Model Predictive Control with Environment Adaptation for Legged Locomotion
This work addresses the challenge of robust and adaptive locomotion for legged robots in real-world environments, representing an incremental improvement with a novel method for a known bottleneck.
The paper tackled the problem of enabling legged robots to adapt to varied terrains and disturbances by proposing a real-time Nonlinear Model Predictive Control (NMPC) with a mobility-based cost criterion, achieving dynamic locomotion at 25 Hz re-planning frequency and demonstrating effectiveness in simulations and real experiments with an 87 kg quadruped robot.

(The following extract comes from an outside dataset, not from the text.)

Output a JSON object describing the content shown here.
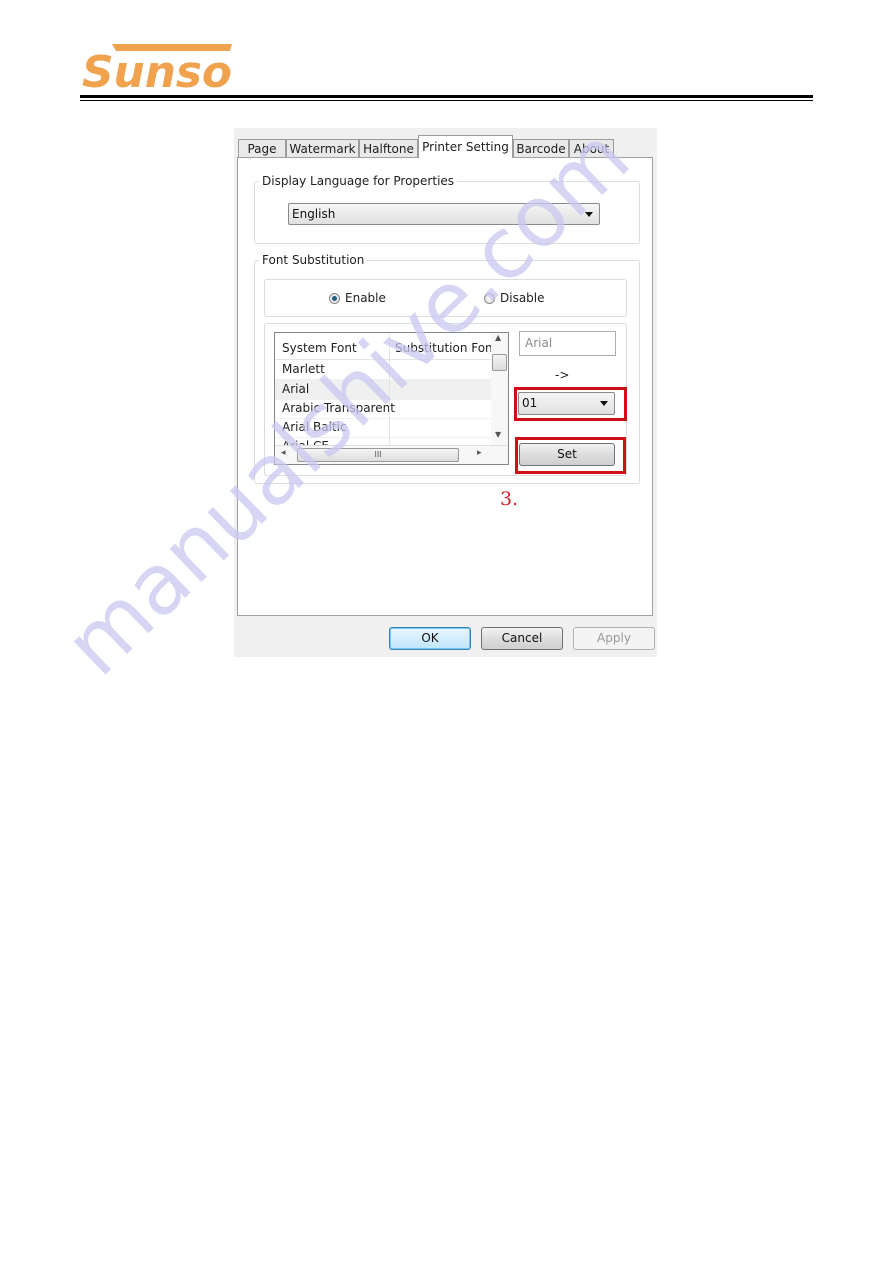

Re-planning in legged locomotion is crucial to track the desired user velocity while adapting to the terrain and rejecting external disturbances. In this work, we propose and test in experiments a real-time Nonlinear Model Predictive Control (NMPC) tailored to a legged robot for achieving dynamic locomotion on a variety of terrains. We introduce a mobility-based criterion to define an NMPC cost that enhances the locomotion of quadruped robots while maximizing leg mobility and improves adaptation to the terrain features. Our NMPC is based on the real-time iteration scheme that allows us to re-plan online at $25\,\mathrm{Hz}$ with a prediction horizon of $2$ seconds. We use the single rigid body dynamic model defined in the center of mass frame in order to increase the computational efficiency. In simulations, the NMPC is tested to traverse a set of pallets of different sizes, to walk into a V-shaped chimney,and to locomote over rough terrain. In real experiments, we demonstrate the effectiveness of our NMPC with the mobility feature that allowed IIT's $87\, \mathrm{kg}$ quadruped robot HyQ to achieve an omni-directional walk on flat terrain, to traverse a static pallet, and to adapt to a repositioned pallet during a walk.